29 Jan How AssetChain is Changing the Global Marketplace
In their own simple ways, SMEs play a vital role in the economy—supplying to some of the biggest businesses, generating employment, and pioneering some of the greatest innovations of our time. When the payment for SME’s invoices gets delayed, it just doesn’t cost them time. It costs them missed opportunities to grow and help more businesses and people who rely on what they do. So let me share with you a story that could’ve ended differently, this is the story of Nas.
Nas runs a business with his brother, Alexis, where he purchases grain from farmers in Russia, before cleaning, packing and exporting it to customers in South Africa, Vietnam, Thailand and the rest of Asia. The grain includes wheat bran and wheat bran pellets for animal feed, yellow/red/white millet and safflower seeds for bird feed, wheat flour, flaxseeds, mustard seeds, buckwheat grain.
They have a client in Vietnam to whom they sell Russian wheat bran pellets for animal feed. With a transit time at sea of 45 days, the customer pays Nas’s company 10% in advance and the remaining 90% balance just before the goods arrive to their destination port. Nas’s firm, acting as the intermediary, is required to pay the producer 100% in advance, which creates a liquidity gap of at least 60 days. Nas has to wait for payment before buying new goods.
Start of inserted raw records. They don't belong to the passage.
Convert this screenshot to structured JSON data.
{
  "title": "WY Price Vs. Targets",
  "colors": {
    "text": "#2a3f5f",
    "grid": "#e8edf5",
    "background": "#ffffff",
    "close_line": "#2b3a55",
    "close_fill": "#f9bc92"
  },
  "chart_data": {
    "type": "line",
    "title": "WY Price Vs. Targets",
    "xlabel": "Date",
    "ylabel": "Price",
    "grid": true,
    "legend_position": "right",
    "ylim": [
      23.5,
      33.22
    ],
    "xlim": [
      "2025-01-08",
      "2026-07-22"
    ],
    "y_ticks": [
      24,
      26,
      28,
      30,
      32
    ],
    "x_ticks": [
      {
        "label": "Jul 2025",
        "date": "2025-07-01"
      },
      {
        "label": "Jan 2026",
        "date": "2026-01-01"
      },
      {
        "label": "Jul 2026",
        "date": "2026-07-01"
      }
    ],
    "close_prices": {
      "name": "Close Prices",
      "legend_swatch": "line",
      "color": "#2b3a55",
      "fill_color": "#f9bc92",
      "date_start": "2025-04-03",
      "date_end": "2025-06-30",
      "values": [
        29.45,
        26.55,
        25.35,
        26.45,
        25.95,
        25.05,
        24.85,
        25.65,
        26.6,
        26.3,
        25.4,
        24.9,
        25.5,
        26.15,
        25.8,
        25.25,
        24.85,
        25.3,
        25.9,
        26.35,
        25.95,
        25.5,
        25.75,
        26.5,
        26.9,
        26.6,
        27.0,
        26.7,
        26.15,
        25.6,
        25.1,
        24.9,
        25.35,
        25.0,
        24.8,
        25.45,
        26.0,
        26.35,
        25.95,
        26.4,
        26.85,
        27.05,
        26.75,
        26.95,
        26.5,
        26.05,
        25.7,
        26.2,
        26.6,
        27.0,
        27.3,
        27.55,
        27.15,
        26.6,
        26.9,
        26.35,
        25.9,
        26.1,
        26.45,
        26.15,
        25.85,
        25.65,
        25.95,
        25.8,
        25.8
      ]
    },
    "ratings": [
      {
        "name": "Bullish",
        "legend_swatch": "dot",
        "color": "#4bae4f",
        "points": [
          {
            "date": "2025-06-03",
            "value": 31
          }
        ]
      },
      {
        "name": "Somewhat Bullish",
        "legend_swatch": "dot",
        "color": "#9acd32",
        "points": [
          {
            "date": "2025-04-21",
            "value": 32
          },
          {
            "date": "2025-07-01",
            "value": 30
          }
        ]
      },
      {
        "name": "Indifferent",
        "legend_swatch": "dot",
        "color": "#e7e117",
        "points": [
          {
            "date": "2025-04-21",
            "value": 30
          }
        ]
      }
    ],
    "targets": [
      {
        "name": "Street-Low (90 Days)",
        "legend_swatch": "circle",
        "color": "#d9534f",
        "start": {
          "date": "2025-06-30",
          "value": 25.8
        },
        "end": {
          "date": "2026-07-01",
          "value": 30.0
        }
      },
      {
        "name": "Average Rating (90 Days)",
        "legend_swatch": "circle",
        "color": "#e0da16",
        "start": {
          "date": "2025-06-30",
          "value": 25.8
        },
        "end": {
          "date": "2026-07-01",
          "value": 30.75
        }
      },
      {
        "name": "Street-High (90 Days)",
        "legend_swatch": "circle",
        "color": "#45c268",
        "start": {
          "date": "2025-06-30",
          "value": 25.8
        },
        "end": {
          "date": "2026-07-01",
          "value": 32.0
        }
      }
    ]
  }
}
Generally, when this happens, a business’ knee jerk reaction would be “We need more sales”. Yet the painful truth is, sometimes, in situations like Nas’ more sales might not be the best solution, since the cash flow challenge is coming from a different cause. A business can double their efforts in partnership and sales, but as long as they experience a liquidity gap, they’ll still find themselves waiting for payments before being able to move at their full capacity. This is the economic pain point that Acudeen AssetChain wants to address.
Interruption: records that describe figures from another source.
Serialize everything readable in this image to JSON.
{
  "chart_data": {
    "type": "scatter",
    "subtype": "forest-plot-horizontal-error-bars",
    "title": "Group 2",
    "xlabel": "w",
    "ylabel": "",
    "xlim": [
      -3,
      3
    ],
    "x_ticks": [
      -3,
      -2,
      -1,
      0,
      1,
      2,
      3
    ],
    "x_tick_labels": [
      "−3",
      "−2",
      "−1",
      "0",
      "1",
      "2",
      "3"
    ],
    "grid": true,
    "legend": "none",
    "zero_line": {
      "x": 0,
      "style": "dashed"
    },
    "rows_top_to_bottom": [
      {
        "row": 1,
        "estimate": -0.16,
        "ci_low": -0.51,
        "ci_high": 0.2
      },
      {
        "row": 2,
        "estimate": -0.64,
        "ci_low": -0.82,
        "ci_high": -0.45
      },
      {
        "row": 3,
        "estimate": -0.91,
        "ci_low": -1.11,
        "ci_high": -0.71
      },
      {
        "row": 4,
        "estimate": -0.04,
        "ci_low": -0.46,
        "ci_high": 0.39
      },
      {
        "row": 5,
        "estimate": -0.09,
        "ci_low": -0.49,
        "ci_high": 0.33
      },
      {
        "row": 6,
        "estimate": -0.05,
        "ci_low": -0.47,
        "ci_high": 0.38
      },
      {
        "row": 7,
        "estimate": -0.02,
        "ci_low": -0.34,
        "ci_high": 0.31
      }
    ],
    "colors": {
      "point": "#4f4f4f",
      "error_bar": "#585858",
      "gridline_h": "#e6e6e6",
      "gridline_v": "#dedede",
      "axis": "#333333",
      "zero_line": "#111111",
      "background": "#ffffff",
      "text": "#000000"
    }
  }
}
Once the AssetChain is up and running, Nas would enter into a contract with his customer, create an order (PO) and then upload it to the AssetChain. A liquidity provider purchases his order for a discount, giving Nas the funds he needs to grow and develop his business. This frees Nas up to get involved in other projects, such as different cargo types or bigger volumes. The liquidity provider makes a nice profit, Nas’s company gets instant liquidity and the customer gets the goods he needs at the required volumes at the right time.
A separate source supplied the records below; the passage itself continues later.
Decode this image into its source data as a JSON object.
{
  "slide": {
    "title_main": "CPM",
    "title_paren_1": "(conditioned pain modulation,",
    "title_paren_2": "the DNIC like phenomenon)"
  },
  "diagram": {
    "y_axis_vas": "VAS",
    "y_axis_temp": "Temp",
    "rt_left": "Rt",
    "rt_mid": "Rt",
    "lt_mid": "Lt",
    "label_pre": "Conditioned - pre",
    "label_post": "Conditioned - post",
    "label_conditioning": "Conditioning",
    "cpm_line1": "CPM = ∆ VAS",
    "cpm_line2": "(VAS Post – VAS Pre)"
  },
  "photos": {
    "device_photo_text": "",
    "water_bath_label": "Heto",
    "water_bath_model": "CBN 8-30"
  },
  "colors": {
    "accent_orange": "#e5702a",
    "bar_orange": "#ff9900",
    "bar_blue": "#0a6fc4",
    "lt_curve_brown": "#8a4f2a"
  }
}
Traditional instruments are of no help to Nas’ company. While banks need a pledge, other factoring companies require an office in both countries but only rarely have offices in the key markets for Nas’s business: South Africa, Eastern Europe, Vietnam, and Thailand. The struggle to find liquidity to grow his business is what brought Nas to us and it’s entrepreneurs like Nas whom we all want to help.